Find all real numbers $p$ for which the equation $x^3+3px^2+(4p-1)x+p=0$ has two real roots with difference $1$.
Problem
Source: India Postal Coaching 2014 Set 1 Problem 3
Tags: quadratics, algebra, polynomial, algebra unsolved
29.11.2014 11:22
$ x^3+3px^2+(4p-1)x+p=(x+1)(x-a)(x-b)$ Now it's easy
29.11.2014 16:03
utkarshgupta wrote: $ x^3+3px^2+(4p-1)x+p=(x-1)(x-a)(x-b)$ Now it's easy I think you meant $x=-1$ (not $x=1$) to be a factor of the polynomial.

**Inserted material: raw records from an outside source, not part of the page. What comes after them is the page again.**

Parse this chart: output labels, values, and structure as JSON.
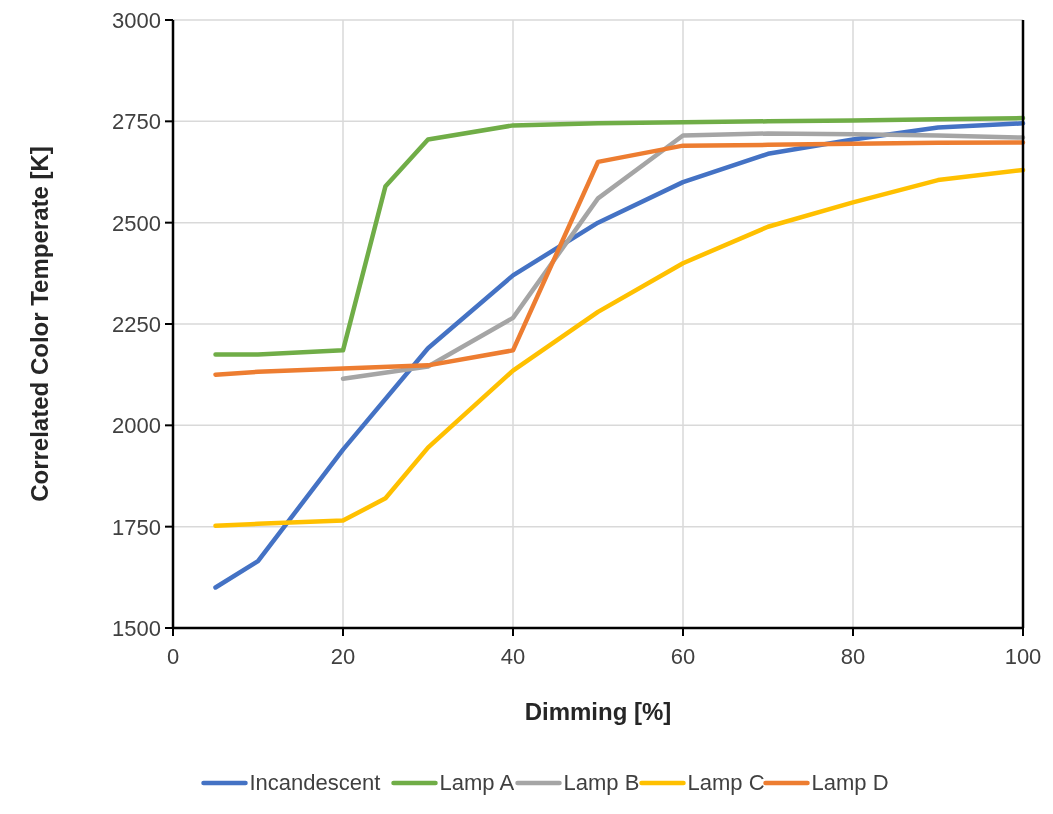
{
  "chart_data": {
    "type": "line",
    "xlabel": "Dimming [%]",
    "ylabel": "Correlated Color Temperate [K]",
    "xlim": [
      0,
      100
    ],
    "xticks": [
      0,
      20,
      40,
      60,
      80,
      100
    ],
    "ylim": [
      1500,
      3000
    ],
    "yticks": [
      1500,
      1750,
      2000,
      2250,
      2500,
      2750,
      3000
    ],
    "grid": true,
    "legend": "bottom",
    "marker": "none",
    "series": [
      {
        "name": "Incandescent",
        "color": "#4472c4",
        "x": [
          5,
          10,
          20,
          30,
          40,
          50,
          60,
          70,
          80,
          90,
          100
        ],
        "values": [
          1600,
          1665,
          1940,
          2190,
          2370,
          2500,
          2600,
          2670,
          2705,
          2735,
          2745
        ]
      },
      {
        "name": "Lamp A",
        "color": "#70ad47",
        "x": [
          5,
          10,
          20,
          25,
          30,
          40,
          50,
          60,
          70,
          80,
          90,
          100
        ],
        "values": [
          2175,
          2175,
          2185,
          2590,
          2705,
          2740,
          2745,
          2748,
          2750,
          2752,
          2755,
          2758
        ]
      },
      {
        "name": "Lamp B",
        "color": "#a5a5a5",
        "x": [
          20,
          30,
          40,
          50,
          60,
          70,
          80,
          90,
          100
        ],
        "values": [
          2115,
          2145,
          2265,
          2560,
          2715,
          2720,
          2718,
          2715,
          2710
        ]
      },
      {
        "name": "Lamp C",
        "color": "#ffc000",
        "x": [
          5,
          10,
          20,
          25,
          30,
          40,
          50,
          60,
          70,
          80,
          90,
          100
        ],
        "values": [
          1752,
          1757,
          1765,
          1820,
          1945,
          2135,
          2280,
          2400,
          2490,
          2550,
          2605,
          2630
        ]
      },
      {
        "name": "Lamp D",
        "color": "#ed7d31",
        "x": [
          5,
          10,
          20,
          30,
          40,
          50,
          60,
          70,
          80,
          90,
          100
        ],
        "values": [
          2125,
          2132,
          2140,
          2148,
          2185,
          2650,
          2690,
          2692,
          2695,
          2697,
          2698
        ]
      }
    ]
  }
}
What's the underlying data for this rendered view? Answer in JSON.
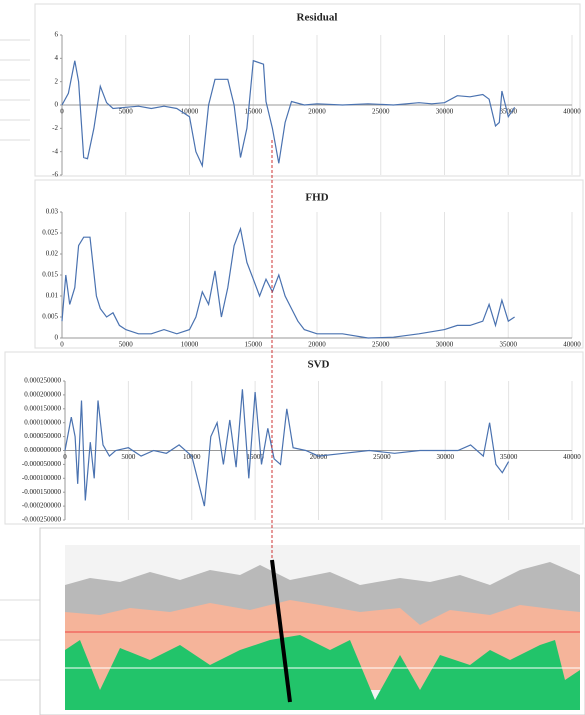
{
  "chart_data": [
    {
      "type": "line",
      "title": "Residual",
      "color": "#4a72b0",
      "grid": true,
      "x": [
        0,
        500,
        1000,
        1300,
        1700,
        2000,
        2500,
        3000,
        3500,
        4000,
        5000,
        6000,
        7000,
        8000,
        9000,
        10000,
        10500,
        11000,
        11500,
        12000,
        13000,
        13500,
        14000,
        14500,
        15000,
        15800,
        16000,
        16500,
        17000,
        17500,
        18000,
        19000,
        20000,
        22000,
        24000,
        26000,
        28000,
        29000,
        30000,
        31000,
        32000,
        33000,
        33500,
        34000,
        34300,
        34500,
        35000,
        35500
      ],
      "series": [
        {
          "color": "#4a72b0",
          "values": [
            0,
            1,
            3.8,
            2,
            -4.5,
            -4.6,
            -2,
            1.6,
            0.2,
            -0.3,
            -0.2,
            -0.1,
            -0.3,
            -0.1,
            -0.3,
            -1,
            -4,
            -5.2,
            0,
            2.2,
            2.2,
            0,
            -4.5,
            -2,
            3.8,
            3.5,
            0.3,
            -2,
            -5,
            -1.5,
            0.3,
            0,
            0.1,
            0,
            0.1,
            0,
            0.2,
            0.1,
            0.2,
            0.8,
            0.7,
            0.9,
            0.5,
            -1.8,
            -1.5,
            1.2,
            -1,
            -0.2
          ]
        }
      ],
      "xlim": [
        0,
        40000
      ],
      "xticks": [
        0,
        5000,
        10000,
        15000,
        20000,
        25000,
        30000,
        35000,
        40000
      ],
      "ylim": [
        -6,
        6
      ],
      "yticks": [
        6,
        4,
        2,
        0,
        -2,
        -4,
        -6
      ]
    },
    {
      "type": "line",
      "title": "FHD",
      "color": "#4a72b0",
      "grid": true,
      "x": [
        0,
        300,
        600,
        1000,
        1300,
        1700,
        2200,
        2700,
        3000,
        3500,
        4000,
        4500,
        5000,
        6000,
        7000,
        8000,
        9000,
        10000,
        10500,
        11000,
        11500,
        12000,
        12500,
        13000,
        13500,
        14000,
        14500,
        15000,
        15500,
        16000,
        16500,
        17000,
        17500,
        18000,
        18500,
        19000,
        20000,
        22000,
        24000,
        26000,
        28000,
        30000,
        31000,
        32000,
        33000,
        33500,
        34000,
        34500,
        35000,
        35500
      ],
      "series": [
        {
          "color": "#4a72b0",
          "values": [
            0.004,
            0.015,
            0.008,
            0.012,
            0.022,
            0.024,
            0.024,
            0.01,
            0.007,
            0.005,
            0.006,
            0.003,
            0.002,
            0.001,
            0.001,
            0.002,
            0.001,
            0.002,
            0.005,
            0.011,
            0.008,
            0.016,
            0.005,
            0.012,
            0.022,
            0.026,
            0.018,
            0.014,
            0.01,
            0.014,
            0.011,
            0.015,
            0.01,
            0.007,
            0.004,
            0.002,
            0.001,
            0.001,
            0,
            0.0002,
            0.001,
            0.002,
            0.003,
            0.003,
            0.004,
            0.008,
            0.003,
            0.009,
            0.004,
            0.005
          ]
        }
      ],
      "xlim": [
        0,
        40000
      ],
      "xticks": [
        0,
        5000,
        10000,
        15000,
        20000,
        25000,
        30000,
        35000,
        40000
      ],
      "ylim": [
        0,
        0.03
      ],
      "yticks": [
        0.03,
        0.025,
        0.02,
        0.015,
        0.01,
        0.005,
        0
      ]
    },
    {
      "type": "line",
      "title": "SVD",
      "color": "#4a72b0",
      "grid": true,
      "x": [
        0,
        500,
        800,
        1000,
        1300,
        1600,
        2000,
        2300,
        2600,
        3000,
        3500,
        4000,
        5000,
        6000,
        7000,
        8000,
        9000,
        10000,
        11000,
        11500,
        12000,
        12500,
        13000,
        13500,
        14000,
        14500,
        15000,
        15500,
        16000,
        16500,
        17000,
        17500,
        18000,
        19000,
        20000,
        22000,
        24000,
        26000,
        28000,
        30000,
        31000,
        32000,
        33000,
        33500,
        34000,
        34500,
        35000
      ],
      "series": [
        {
          "color": "#4a72b0",
          "values": [
            0,
            0.00012,
            5e-05,
            -0.00012,
            0.00018,
            -0.00018,
            3e-05,
            -0.0001,
            0.00018,
            2e-05,
            -2e-05,
            0,
            1e-05,
            -2e-05,
            0,
            -1e-05,
            2e-05,
            -2e-05,
            -0.0002,
            5e-05,
            0.0001,
            -5e-05,
            0.00011,
            -6e-05,
            0.00022,
            -0.0001,
            0.00021,
            -5e-05,
            8e-05,
            -3e-05,
            -5e-05,
            0.00015,
            1e-05,
            0,
            -2e-05,
            -1e-05,
            0,
            -1e-05,
            0,
            0,
            0,
            2e-05,
            -2e-05,
            0.0001,
            -5e-05,
            -8e-05,
            -4e-05
          ]
        }
      ],
      "xlim": [
        0,
        40000
      ],
      "xticks": [
        0,
        5000,
        10000,
        15000,
        20000,
        25000,
        30000,
        35000,
        40000
      ],
      "ylim": [
        -0.00025,
        0.00025
      ],
      "yticks": [
        {
          "value": 0.00025,
          "label": "0.000250000"
        },
        {
          "value": 0.0002,
          "label": "0.000200000"
        },
        {
          "value": 0.00015,
          "label": "0.000150000"
        },
        {
          "value": 0.0001,
          "label": "0.000100000"
        },
        {
          "value": 5e-05,
          "label": "0.000050000"
        },
        {
          "value": 0,
          "label": "0.000000000"
        },
        {
          "value": -5e-05,
          "label": "-0.000050000"
        },
        {
          "value": -0.0001,
          "label": "-0.000100000"
        },
        {
          "value": -0.00015,
          "label": "-0.000150000"
        },
        {
          "value": -0.0002,
          "label": "-0.000200000"
        },
        {
          "value": -0.00025,
          "label": "-0.000250000"
        }
      ]
    }
  ]
}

Then, you have $x^3+3px^2+(4p-1)x+p=(x+1)(x^2+(3p-1)x+p)$. Now, either $0$ or $-2$ must be a root of the quadratic polynomial which yields easily $p=0$ or $p=\frac{6}{5}$ or the two roots of the quadratic must have difference 1, i. e. the discriminant has to be 1, hence $(3p-1)^2-4p=1$ which gives again $p=0$ or $p=\frac{10}{9}$.
29.11.2014 17:22
http://www.komal.hu/verseny/feladat.cgi?a=feladat&f=A527&l=en
15.12.2014 18:33
This was easy once you see that $-1$ is a root of the equation.
15.12.2014 19:25
If you can't see the root readily (what if it was something complicated) Then I think observing, $p=\frac{x-x^3}{3x^2+4x+1}$ just might give you the hint Though I doubt if it would be of much help in tougher questions
15.12.2014 19:56
Yeah, A good technique.
08.08.2015 12:21
Just take the roots as a, a+1 and b. Equate to the coefficients and by adding them all we can factorise pretty easily. This is a pretty standard approach i guess.